Bilge Umar alanın uzmanı olmayan bir araştırmacı yazardır. Oryantalizmin egemenliğinde hep aynı görüşleri tekrarlayan ve bilim yapmaktan uzaklaşan ilkçağ tarihi alanına yeni bir soluk getirmiştir. Özellikle Luvi diliyle ilgili yaptığı çalışmaları önemsiyorum, bu çalışmaların Abaza diliyle ne kadar çok çakıştığının örneklerini de daha önceki çalışmalarımızda verdik.
Ancak bilimde fanatizme yer yoktur. Bilimin tek amacı gerçeğe ulaşmaktır. Varsayımlar bu nedenle ortaya atılır, araştırmacılar bu nedenle kestirimde bulunur ve araştırma yaparlar, kestirimleri doğrulanıyorsa savunur, doğrulanmıyorsa vazgeçerler. Yine de her şey düz bir çizgi halinde ilerlemez, gerçeğe giden yolda pek çok engel vardır. Dünyanın egemeni olanlar, tarihsel gerçekleri de kendi çıkarlarına göre yorumlatırlar. Bazı yazarlar bu güçlerin aletleri oldukları gibi, iyi niyetli bazı yazarlar da duygularının esiri olarak gerçeği çarpıtır ya da yanıldıklarına bir türlü kabul etmezler.
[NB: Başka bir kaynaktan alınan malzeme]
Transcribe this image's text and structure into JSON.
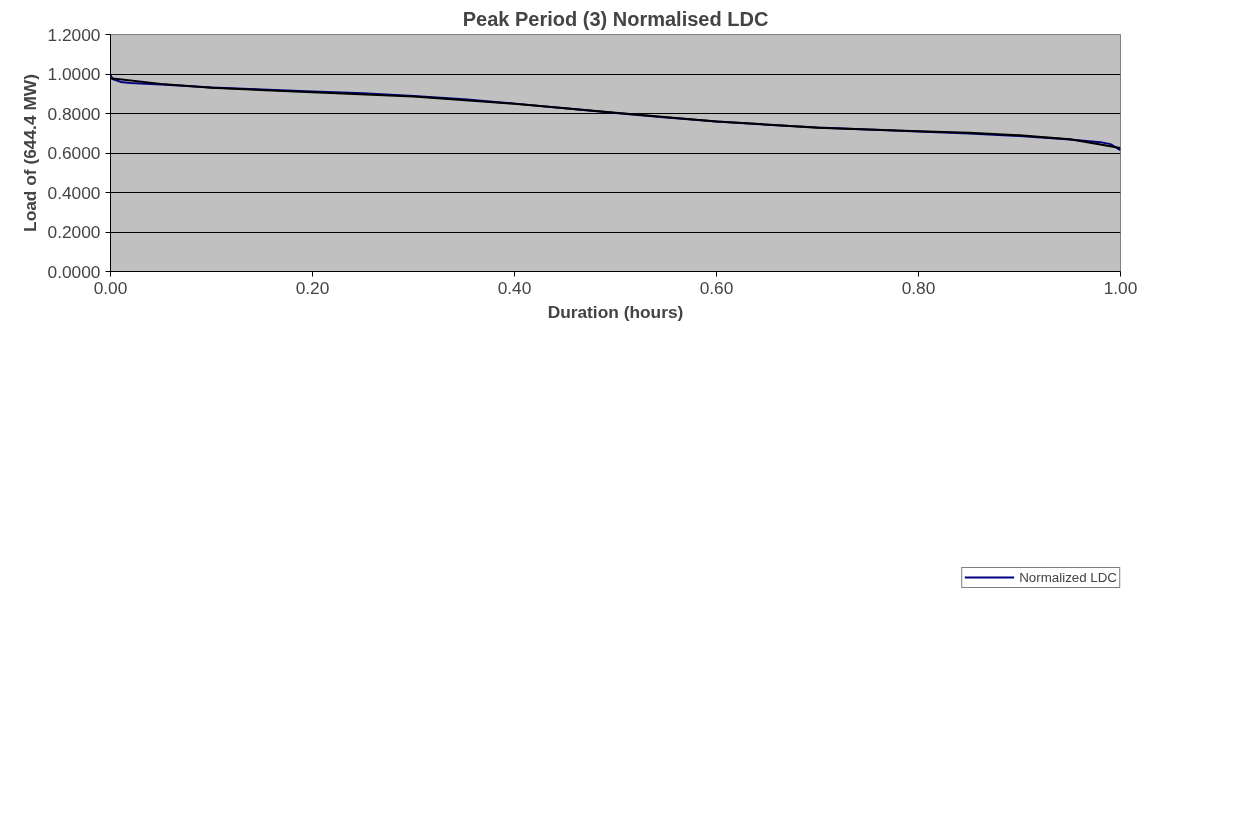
{
  "chart_data": {
    "type": "line",
    "title": "Peak Period (3) Normalised LDC",
    "xlabel": "Duration (hours)",
    "ylabel": "Load of (644.4 MW)",
    "xlim": [
      0,
      1
    ],
    "ylim": [
      0,
      1.2
    ],
    "xticks": [
      {
        "value": 0,
        "label": "0.00"
      },
      {
        "value": 0.2,
        "label": "0.20"
      },
      {
        "value": 0.4,
        "label": "0.40"
      },
      {
        "value": 0.6,
        "label": "0.60"
      },
      {
        "value": 0.8,
        "label": "0.80"
      },
      {
        "value": 1,
        "label": "1.00"
      }
    ],
    "yticks": [
      {
        "value": 0,
        "label": "0.0000"
      },
      {
        "value": 0.2,
        "label": "0.2000"
      },
      {
        "value": 0.4,
        "label": "0.4000"
      },
      {
        "value": 0.6,
        "label": "0.6000"
      },
      {
        "value": 0.8,
        "label": "0.8000"
      },
      {
        "value": 1,
        "label": "1.0000"
      },
      {
        "value": 1.2,
        "label": "1.2000"
      }
    ],
    "grid": "y",
    "legend": "bottom right",
    "marker": "none",
    "line_style": "solid",
    "series": [
      {
        "name": "Normalized LDC",
        "color": "#000080",
        "x": [
          0,
          0.002,
          0.01,
          0.02,
          0.05,
          0.1,
          0.15,
          0.2,
          0.25,
          0.3,
          0.35,
          0.4,
          0.45,
          0.5,
          0.55,
          0.6,
          0.65,
          0.7,
          0.75,
          0.8,
          0.85,
          0.9,
          0.95,
          0.98,
          0.99,
          1.0
        ],
        "values": [
          0.995,
          0.975,
          0.96,
          0.955,
          0.947,
          0.932,
          0.922,
          0.912,
          0.902,
          0.888,
          0.872,
          0.85,
          0.826,
          0.803,
          0.78,
          0.76,
          0.743,
          0.729,
          0.719,
          0.709,
          0.699,
          0.686,
          0.668,
          0.655,
          0.645,
          0.615
        ]
      },
      {
        "color": "#000000",
        "x": [
          0,
          0.05,
          0.1,
          0.2,
          0.3,
          0.4,
          0.5,
          0.6,
          0.7,
          0.8,
          0.85,
          0.9,
          0.95,
          1.0
        ],
        "values": [
          0.978,
          0.95,
          0.93,
          0.908,
          0.886,
          0.849,
          0.804,
          0.76,
          0.728,
          0.71,
          0.702,
          0.69,
          0.67,
          0.625
        ]
      }
    ]
  }
}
O andan itibaren de gerçeği araştırmak yerine gerçeği çarpıtmaya başlarlar.
Bir araştırmacı yazar için, gerçeği araştırmaya çalışmakla fanatik bir şekilde savunmak arasındaki fark çok önemlidir. Hiçbir zaman fanatik olmamalı, gerçeği araştırmaktansa hiç vazgeçmemeliyiz.
KAYNAKÇA
1. Bilge Umar, Türkiye Halkının İlkçağ Tarihi, 1, 1982.
2. Bilge Umar,   İlkçağda Türkiye Halkı, 1999.